The name Disaster Recovery Plan is given to the document that deals with restoring normal operations after an unexpected incident (disaster); it deals with the technological side of the recovery, i.e. the capacity for reconverting information systems to the state that existed before the disaster. To compare, a Business Continuity Plan would only address the critical business operations necessary to keep the company functioning after such an unplanned incident. The difference between the two intimately linked concepts is that business continuity involves greater urgency. It takes care of reestablishing - in the shortest time possible - the minimum operational requirements so the company can provide services to clients and users.

What implications for the company?

Like any event that affects the firm’s situation, it requires the leadership of general management and a clear definition of its role. Nonetheless, as is normal for everything related to investing in security, boards of directors tend not to grant special priority to handling a one-off situation - with an indeterminable probability of occurrence and barely any chance of a return on the investment - until they find themselves bleeding from a gaping wound. The tectonic situation in California, hurricanes in Florida or events such as 9-11 have made Americans the world reference for considering the importance of having adequate contingency plans. In Spain, just ask the state airline, Iberia, after the recent electrical fire in its control system, whether it is better to weigh these questions before or after they happen.

A study at the University of Minnesota divided businesses into sectors, according to the maximum length of time a firm could be out of action without endangering its survival. The two extremes were the insurance sector (five to six days) and the financial sector (two days). All other sectors studied (manufacturing, industrial and distribution) were situated between these two. An obvious conclusion of this survey is that, if an event could lead me to bankruptcy within a couple of days, I’d better plan for an appropriate response. And the principal objective of any business continuity plan is simply to survive in the face of this kind of situation.

Moreover, as in any plan that affects all company departments, participation of all personnel is required. They should be organized into teams that share emergency duties in the event of an incident. Every department must participate in drawing up the plan, both in prior analysis of the impact a disaster might have, and when participating in testing that plan.

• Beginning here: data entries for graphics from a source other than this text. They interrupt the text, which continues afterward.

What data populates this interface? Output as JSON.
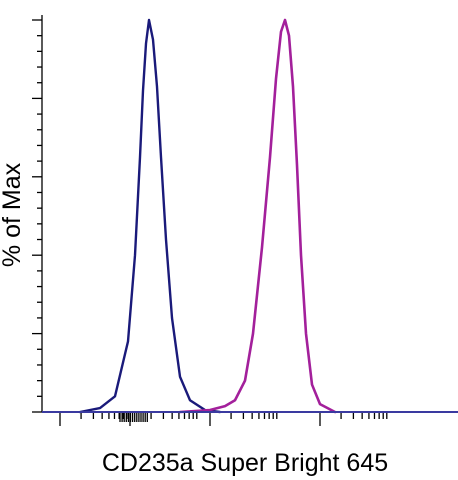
{
  "chart_data": {
    "type": "line",
    "title": "",
    "xlabel": "CD235a Super Bright 645",
    "ylabel": "% of Max",
    "xscale": "log",
    "ylim": [
      0,
      100
    ],
    "grid": false,
    "legend": "none",
    "series": [
      {
        "color": "#1a1a7a",
        "points": [
          [
            80,
            0
          ],
          [
            100,
            1
          ],
          [
            115,
            4
          ],
          [
            128,
            18
          ],
          [
            135,
            40
          ],
          [
            140,
            65
          ],
          [
            143,
            82
          ],
          [
            146,
            94
          ],
          [
            149,
            100
          ],
          [
            153,
            95
          ],
          [
            157,
            83
          ],
          [
            161,
            65
          ],
          [
            166,
            44
          ],
          [
            172,
            24
          ],
          [
            180,
            9
          ],
          [
            190,
            3
          ],
          [
            205,
            0.5
          ],
          [
            220,
            0
          ]
        ]
      },
      {
        "color": "#a3209b",
        "points": [
          [
            180,
            0
          ],
          [
            210,
            0.5
          ],
          [
            225,
            1.5
          ],
          [
            235,
            3
          ],
          [
            245,
            8
          ],
          [
            253,
            20
          ],
          [
            262,
            42
          ],
          [
            270,
            65
          ],
          [
            276,
            85
          ],
          [
            281,
            97
          ],
          [
            285,
            100
          ],
          [
            289,
            96
          ],
          [
            293,
            83
          ],
          [
            297,
            63
          ],
          [
            301,
            40
          ],
          [
            306,
            20
          ],
          [
            312,
            7
          ],
          [
            320,
            2
          ],
          [
            335,
            0
          ]
        ]
      }
    ],
    "x_axis_line_color": "#3a3aa0"
  }
}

Typically, questions involved when analyzing impact on the business include classification of the business’ critical resources and processes, and the period of time within which they must be restored before losses reach a significant or unacceptable level. Evidently, results of this analysis have repercussion on the costs of the plan, as a shorter recovery time will require greater investment to ensure effective reestablishment of normality.

Analysis of the impact of disasters on business requires, for appropriate prioritization, classification of all information assets. Categories used generally range from critical (those functions that cannot be performed unless they are replaced by identical capabilities) to non-critical (those that may be interrupted for a prolonged period at little or no cost). There are also intermediate states, such as vital or sensitive, where functions may be performed manually for a short period and at an acceptable cost level.

In today’s organizations, more prolonged and costly interruptions generally require recovery alternatives at a different venue from the primary location, in such a way that the habitual critical processes may continue - ideally without clients even being aware of the disaster. When choosing these processing alternatives, several options exist, with significant cost variations among them. They are known as hot sites, warm sites or cold sites, according to the degree to which compatible hardware and software elements, facilities or redundant telecommunications connections are available which permit continuity of critical business operations. Recovery times, according to the option chosen, may range from several hours to several weeks.

Other alternatives, more feasible on paper than in practice, include the possibility of establishing a reciprocal agreement between similar companies for providing mutual processing assistance in the event of an emergency. While this is the least expensive alternative, in practice the differences in system configurations usually pose serious compatibility problems.

Science fiction? Overprotection of information at over-the-top cost? As the financial and telecommunications sectors know only too well - being habitual sufferers and, as such, those which spearhead contingency plans - prevention is certainly cheaper than cure, and a well-designed and tested contingency plan may prove to be the only guarantee of survival. Why not ask yourself how much leeway you would give your bank if it could not guarantee an immediate restoration of its service?